Men's Golf - Josh Gibson ’19
Men’s Golf – Josh Gibson ’19

Or, how golfer and electrical engineering major Josh Gibson ‘19, an NCAA Division III national champion and two-time national player of the year, welcomed the chance “to get away” from the pressures of his sport by being involved in Dance Marathon or the Dew Crew.

Men's Lacrosse - Brayden Blackburn ’22
Men’s Lacrosse – Brayden Blackburn ’22

Or, how men’s lacrosse player and business major Brayden Blackburn ’22, who scored the last-second, game-winning goal to give his team an MIAA title this spring, appreciates the life lessons about commitment and pursuit that he’s learned in both his sport and fraternity.

Women's Track & Field - Mitchel Achien’g ’20
Women’s Track & Field – Mitchel Achien’g ’20

Or, how track and field student-athlete, economics major and dean’s lister Mitchel Achien’g ’20, an MIAA MVP, works four campus jobs to support her education, makes no complaints about it and instead values every experience for instilling time-management skills.

So many other more student-athlete stories to tell, so little time. . . and page space.
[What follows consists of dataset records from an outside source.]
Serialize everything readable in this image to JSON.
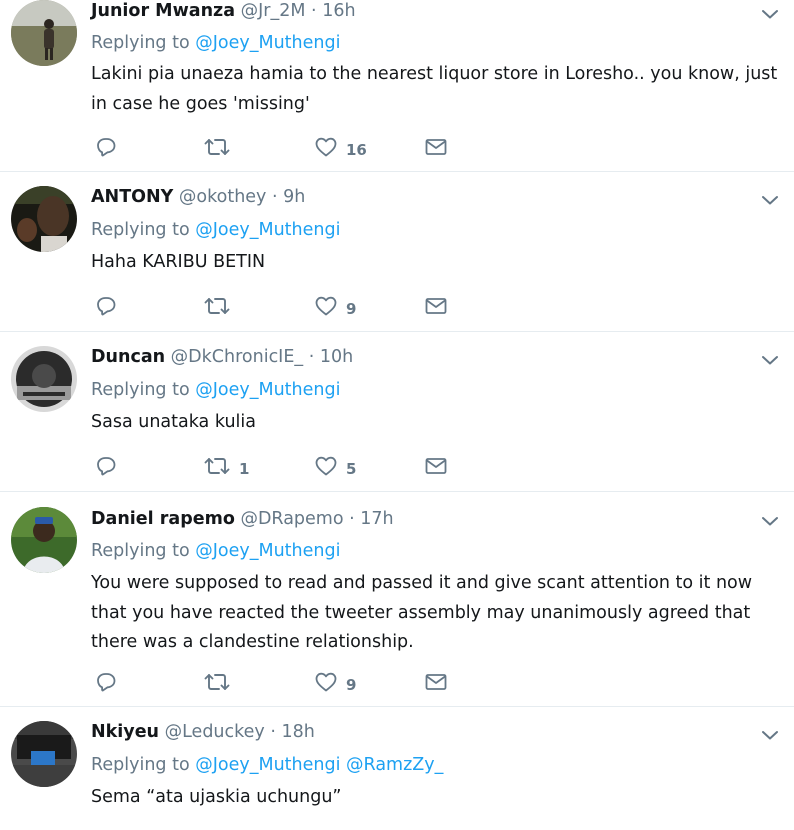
{
  "tweets": [
    {
      "name": "Junior Mwanza",
      "handle": "@Jr_2M",
      "dot": "·",
      "time": "16h",
      "replying_prefix": "Replying to",
      "replying_to": "@Joey_Muthengi",
      "replying_to_2": "",
      "text": "Lakini pia unaeza hamia to the nearest liquor store in Loresho.. you know, just in case he goes 'missing'",
      "replies": "",
      "retweets": "",
      "likes": "16"
    },
    {
      "name": "ANTONY",
      "handle": "@okothey",
      "dot": "·",
      "time": "9h",
      "replying_prefix": "Replying to",
      "replying_to": "@Joey_Muthengi",
      "replying_to_2": "",
      "text": "Haha KARIBU BETIN",
      "replies": "",
      "retweets": "",
      "likes": "9"
    },
    {
      "name": "Duncan",
      "handle": "@DkChronicIE_",
      "dot": "·",
      "time": "10h",
      "replying_prefix": "Replying to",
      "replying_to": "@Joey_Muthengi",
      "replying_to_2": "",
      "text": "Sasa unataka kulia",
      "replies": "",
      "retweets": "1",
      "likes": "5"
    },
    {
      "name": "Daniel rapemo",
      "handle": "@DRapemo",
      "dot": "·",
      "time": "17h",
      "replying_prefix": "Replying to",
      "replying_to": "@Joey_Muthengi",
      "replying_to_2": "",
      "text": "You were supposed to read and passed it and give scant attention to it now that you have reacted the tweeter assembly may unanimously agreed that there was a clandestine relationship.",
      "replies": "",
      "retweets": "",
      "likes": "9"
    },
    {
      "name": "Nkiyeu",
      "handle": "@Leduckey",
      "dot": "·",
      "time": "18h",
      "replying_prefix": "Replying to",
      "replying_to": "@Joey_Muthengi",
      "replying_to_2": "@RamzZy_",
      "text": "Sema “ata ujaskia uchungu”",
      "replies": "",
      "retweets": "",
      "likes": ""
    }
  ],
  "icons": {
    "reply": "reply-icon",
    "retweet": "retweet-icon",
    "like": "heart-icon",
    "dm": "envelope-icon",
    "caret": "chevron-down-icon"
  },
  "colors": {
    "text": "#14171a",
    "muted": "#657786",
    "link": "#1da1f2",
    "separator": "#e6ecf0"
  }
}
So, what do they all mean? What is the underlying value in each? Schoonveld offers a summation.

“Look, we want to succeed and win, but we also want our student-athletes to know and then model Colossians 3:23: ‘Whatever — whatever — you do, work at it with all of your heart as working for the Lord, not for humans.’ We’re called to give God our best and I think that’s the piece we’re all really striving for here. So, when people say, ‘You’re all about winning,’ well, we’re not really all about winning, but we are all about giving God our best.”

“To be honest,” he adds with an even stronger, more emphatic tone, “I think the world needs that now more than ever right now, and I think our ability to shape and send out student-athletes into the world with everything that Hope taught them is a big piece of how we can help change the world.”

A sports philosophy like that is win-win for everyone, everywhere, not just for or at Hope. Perhaps that’s the real meaning behind all those rafter decorations, anyway.